The security community is increasingly accepting that the best way to address a potential problem is not to try to prevent the inevitable but rather to mitigate the impact. Micro-segmentation is an approach to applying fine-grained network controls to trust zones, applications or even individual virtual machines. This prevents attackers from moving laterally from one machine to another in search of an entrance, which is how the JPMorgan attackers did their dirty work.
Implementing that kind of security on an organizational scale is easier said than done, which is the main reason why most companies have traditionally relied on less granular defenses to safeguard their data. But advancements in automation are now beginning to elevate micro-segmentation into the realm of possibility.
Leading the effort is VMware with its NSX platform. The company is far from the only player hoping to change the way organizations architect their networks, but it has the unique advantage of a market-leading hypervisor running on a sizable portion of the world’s servers. That means customers don’t need to replace their existing virtual infrastructure in order to implement more granular isolation.

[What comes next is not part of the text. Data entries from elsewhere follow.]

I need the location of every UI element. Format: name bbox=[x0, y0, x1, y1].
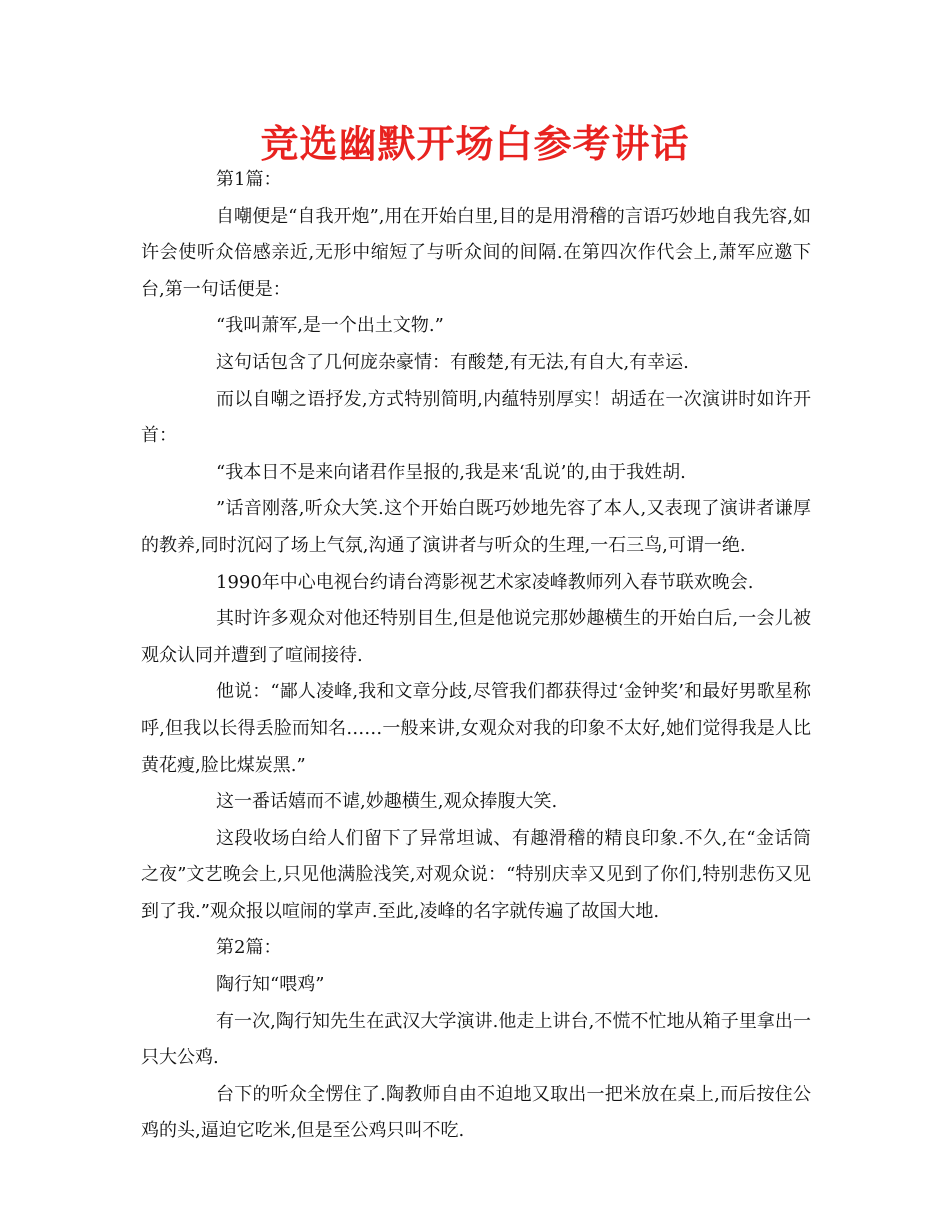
paragraph: 有一次,陶行知先生在武汉大学演讲.他走上讲台,不慌不忙地从箱子里拿出一只大公鸡. bbox=[141, 1010, 811, 1069]
paragraph: 1990年中心电视台约请台湾影视艺术家凌峰教师列入春节联欢晚会. bbox=[216, 571, 754, 593]
paragraph: “我叫萧军,是一个出土文物.” bbox=[216, 315, 444, 337]
paragraph: 这一番话嬉而不谑,妙趣横生,观众捧腹大笑. bbox=[216, 791, 558, 813]
document-body bbox=[141, 162, 811, 1150]
paragraph: 第1篇： bbox=[216, 169, 282, 190]
paragraph: 而以自嘲之语抒发,方式特别简明,内蕴特别厚实！胡适在一次演讲时如许开首： bbox=[141, 388, 811, 447]
paragraph: 他说：“鄙人凌峰,我和文章分歧,尽管我们都获得过‘金钟奖’和最好男歌星称呼,但我以长得丢脸而知名……一般来讲,女观众对我的印象不太好,她们觉得我是人比黄花瘦,脸比煤炭黑.” bbox=[141, 681, 811, 776]
paragraph: 这句话包含了几何庞杂豪情：有酸楚,有无法,有自大,有幸运. bbox=[216, 351, 689, 373]
paragraph: ”话音刚落,听众大笑.这个开始白既巧妙地先容了本人,又表现了演讲者谦厚的教养,同时沉闷了场上气氛,沟通了演讲者与听众的生理,一石三鸟,可谓一绝. bbox=[141, 498, 811, 556]
paragraph: 自嘲便是“自我开炮”,用在开始白里,目的是用滑稽的言语巧妙地自我先容,如许会使听众倍感亲近,无形中缩短了与听众间的间隔.在第四次作代会上,萧军应邀下台,第一句话便是： bbox=[141, 205, 811, 300]
document-title: 竞选幽默开场白参考讲话 bbox=[260, 122, 690, 166]
paragraph: 这段收场白给人们留下了异常坦诚、有趣滑稽的精良印象.不久,在“金话筒之夜”文艺晚会上,只见他满脸浅笑,对观众说：“特别庆幸又见到了你们,特别悲伤又见到了我.”观众报以喧闹的掌声.至此,凌峰的名字就传遍了故国大地. bbox=[141, 827, 811, 922]
paragraph: 第2篇： bbox=[216, 937, 282, 959]
paragraph: 其时许多观众对他还特别目生,但是他说完那妙趣横生的开始白后,一会儿被观众认同并遭到了喧闹接待. bbox=[141, 608, 811, 666]
paragraph: 陶行知“喂鸡” bbox=[216, 974, 325, 996]
paragraph: 台下的听众全愣住了.陶教师自由不迫地又取出一把米放在桌上,而后按住公鸡的头,逼迫它吃米,但是至公鸡只叫不吃. bbox=[141, 1083, 811, 1142]
paragraph: “我本日不是来向诸君作呈报的,我是来‘乱说’的,由于我姓胡. bbox=[216, 461, 686, 483]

NSX is still in the early stages of its evolution and currently only encompasses a portion of the enterprise infrastructure landscape, but the platform heralds a significant shift that is poised to pick up steam in the next 12 months as competitors move to match VMware’s value proposition. Spearheading the counter-offensive is Cisco Systems Inc., which is likewise banking on its existing install base as a way of catalyzing adoption.
Cisco is taking its own unique approach toward addressing the growing sophistication of online threats, placing the emphasis on analytics. In a rather unexpected move, it recently open-sourced a framework that combines different components from the Hadoop ecosystem into a real-time traffic filter capable of scanning millions of packets ever second.
The increased visibility that modern analytic technologies promise to provide has the potential to give CISOs a new set of tools to use in detecting threats. That will significantly raise the bar on security in 2015, challenging CISOs to keep up and, hopefully, challenging attackers as well.